Par Thérence Niyongere
Poète économique à propulsion manuelle.
Chronique N°3 : La Tontine ou la Banque Centrale de la Résilience
Au Burundi, quand tu n’as pas de compte bancaire, tu as la confiance.
Et quand tu n’as pas de chéquier, tu as les tontines.
Ici, l’économie ne dort pas dans des coffres en acier trempé, mais dans les cœurs bien ficelés d’un groupe WhatsApp nommé “Abizigirwa Finance”.
La tontine, c’est cette banque sans directeur, sans plafond, mais avec beaucoup de toit.
C’est une institution de rue, de ruelle, de ruche, qui prête, épargne, et sauve les jours difficiles sans le moindre costume-cravate.
On n’y dépose non pas un salaire, mais une promesse.
On n’y retire pas un billet, mais un espoir.
On y entre avec un sourire timide, et on en sort avec une marmite pleine.
L’art de l’épargne en mode tambour
Une fois par semaine, autour d’une table bancale ou d’un banc d’église, les membres déposent chacun leur mise : 5000 BIF, parfois 1000, parfois juste un « je paierai la semaine prochaine ». Et on note. Dans un vieux cahier. Avec un stylo partagé. Et beaucoup de foi partagée aussi.
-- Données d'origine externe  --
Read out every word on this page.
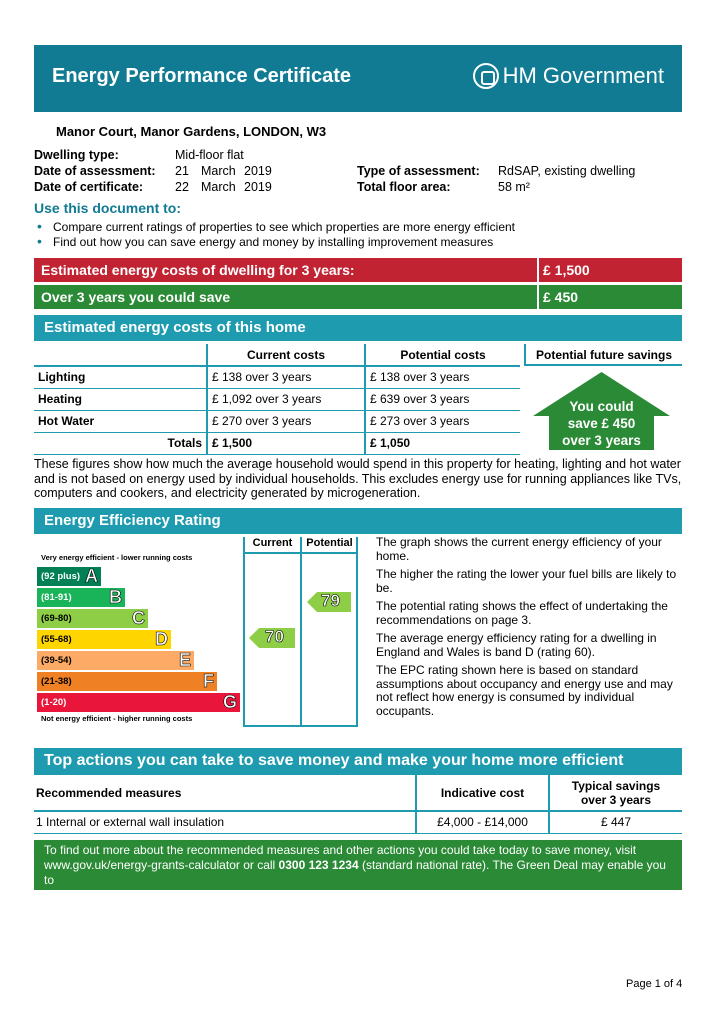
Energy Performance Certificate	HM Government
Manor Court, Manor Gardens, LONDON, W3
Dwelling type:	Mid-floor flat
Date of assessment: 21 March 2019
Date of certificate:	22 March 2019
Type of assessment: RdSAP, existing dwelling
Total floor area:	58 m²
Use this document to:
• Compare current ratings of properties to see which properties are more energy efficient
• Find out how you can save energy and money by installing improvement measures
Estimated energy costs of dwelling for 3 years:	£ 1,500
Over 3 years you could save	£ 450
Estimated energy costs of this home
	Current costs	Potential costs
Lighting	£ 138 over 3 years	£ 138 over 3 years
Heating	£ 1,092 over 3 years	£ 639 over 3 years
Hot Water	£ 270 over 3 years	£ 273 over 3 years
Totals	£ 1,500	£ 1,050
Potential future savings
You could
save £ 450
over 3 years
These figures show how much the average household would spend in this property for heating, lighting and hot water and is not based on energy used by individual households. This excludes energy use for running appliances like TVs, computers and cookers, and electricity generated by microgeneration.
Energy Efficiency Rating
Very energy efficient - lower running costs
Not energy efficient - higher running costs
(92 plus) A
(81-91) B
(69-80)	C
(55-68)	D
(39-54)	E
(21-38)	F
(1-20)	G
Current	Potential
70
79

The graph shows the current energy efficiency of your home.

The higher the rating the lower your fuel bills are likely to be.

The potential rating shows the effect of undertaking the recommendations on page 3.

The average energy efficiency rating for a dwelling in England and Wales is band D (rating 60).

The EPC rating shown here is based on standard assumptions about occupancy and energy use and may not reflect how energy is consumed by individual occupants.

Top actions you can take to save money and make your home more efficient
Recommended measures	Indicative cost	Typical savings
over 3 years

1 Internal or external wall insulation	£4,000 - £14,000	£ 447
To find out more about the recommended measures and other actions you could take today to save money, visit
www.gov.uk/energy-grants-calculator or call 0300 123 1234 (standard national rate). The Green Deal may enable you to
make your home warmer and cheaper to run.
Page 1 of 4
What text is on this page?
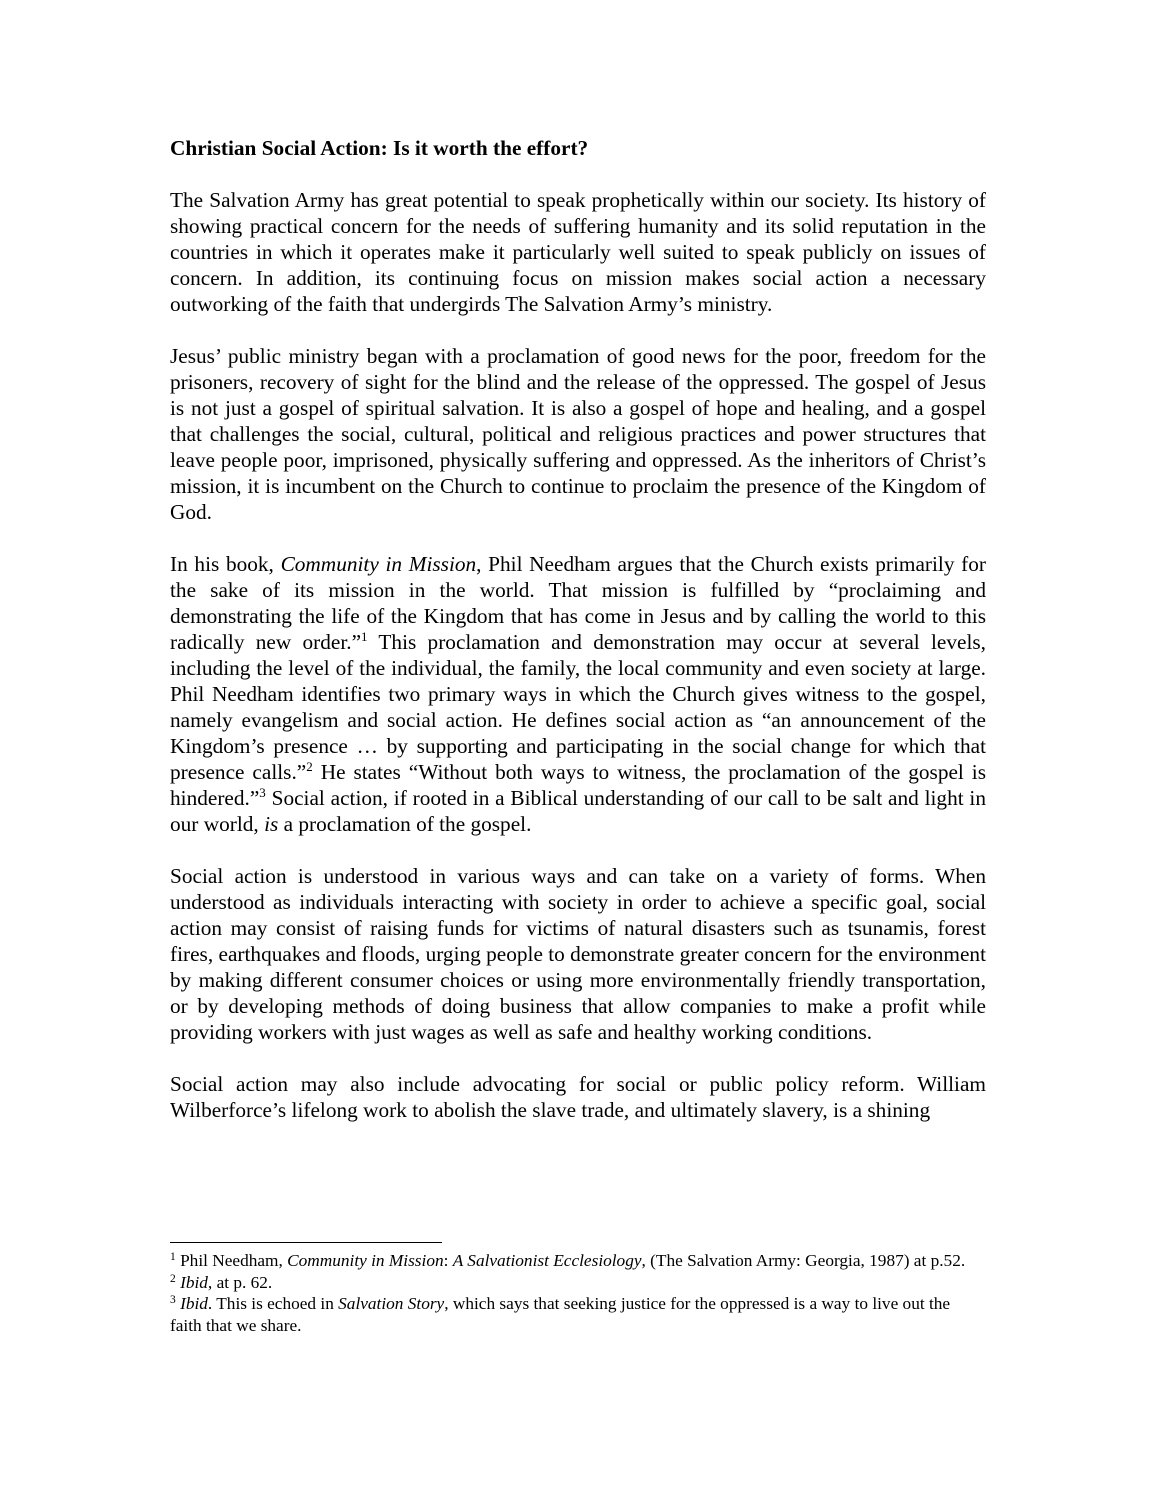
Christian Social Action: Is it worth the effort?

The Salvation Army has great potential to speak prophetically within our society. Its history of showing practical concern for the needs of suffering humanity and its solid reputation in the countries in which it operates make it particularly well suited to speak publicly on issues of concern. In addition, its continuing focus on mission makes social action a necessary outworking of the faith that undergirds The Salvation Army’s ministry.

Jesus’ public ministry began with a proclamation of good news for the poor, freedom for the prisoners, recovery of sight for the blind and the release of the oppressed. The gospel of Jesus is not just a gospel of spiritual salvation. It is also a gospel of hope and healing, and a gospel that challenges the social, cultural, political and religious practices and power structures that leave people poor, imprisoned, physically suffering and oppressed. As the inheritors of Christ’s mission, it is incumbent on the Church to continue to proclaim the presence of the Kingdom of God.

In his book, Community in Mission, Phil Needham argues that the Church exists primarily for the sake of its mission in the world. That mission is fulfilled by “proclaiming and demonstrating the life of the Kingdom that has come in Jesus and by calling the world to this radically new order.”$^1$ This proclamation and demonstration may occur at several levels, including the level of the individual, the family, the local community and even society at large. Phil Needham identifies two primary ways in which the Church gives witness to the gospel, namely evangelism and social action. He defines social action as “an announcement of the Kingdom’s presence … by supporting and participating in the social change for which that presence calls.”$^2$ He states “Without both ways to witness, the proclamation of the gospel is hindered.”$^3$ Social action, if rooted in a Biblical understanding of our call to be salt and light in our world, is a proclamation of the gospel.

Social action is understood in various ways and can take on a variety of forms. When understood as individuals interacting with society in order to achieve a specific goal, social action may consist of raising funds for victims of natural disasters such as tsunamis, forest fires, earthquakes and floods, urging people to demonstrate greater concern for the environment by making different consumer choices or using more environmentally friendly transportation, or by developing methods of doing business that allow companies to make a profit while providing workers with just wages as well as safe and healthy working conditions.

Social action may also include advocating for social or public policy reform. William Wilberforce’s lifelong work to abolish the slave trade, and ultimately slavery, is a shining

$^1$ Phil Needham, Community in Mission: A Salvationist Ecclesiology, (The Salvation Army: Georgia, 1987) at p.52.

$^2$ Ibid, at p. 62.

$^3$ Ibid. This is echoed in Salvation Story, which says that seeking justice for the oppressed is a way to live out the faith that we share.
Ici, pas besoin d’algorithmes pour calculer la solvabilité. On sait déjà qui rembourse et qui traverse une saison difficile. On ne fait pas de due diligence, on fait de la prudence affective. Et quand l’une tombe malade, les autres cotisent. Quand l’autre veut démarrer un petit commerce de beignets, les autres investissent. On ne parle pas de capital-risque. On parle de capital-dignité.
Plus fiable qu’un crédit bancaire ? Oui.
Car la tontine, c’est aussi une école de discipline.
Tu y apprends l’économie du quotidien, l’art d’honorer ses engagements même en temps de galère, la beauté du collectif dans un monde individualiste. Tu y apprends à dire : “Pas encore, mais bientôt.” Et surtout, à ne pas oublier l’essentiel : on ne s’en sort pas seul.
Alors pendant que les grandes banques ferment leurs portes à 16h, la tontine, elle, reste ouverte jusqu’au soir, dans les cœurs et les conversations. Elle accorde des crédits sans garantie, sauf la parole donnée. Elle finance des rêves qui n’auraient jamais franchi la porte d’un guichet.
Une question de confiance, une affaire de femmes
Car il faut le dire, la tontine est féminine.
Ce sont les femmes qui, bien souvent, l’ont portée sur leurs têtes comme elles portent les bassines : avec grâce, rigueur et régularité. Elles savent que l’économie commence par le haricot qu’on peut acheter ce soir, pas par les cours du pétrole à New York.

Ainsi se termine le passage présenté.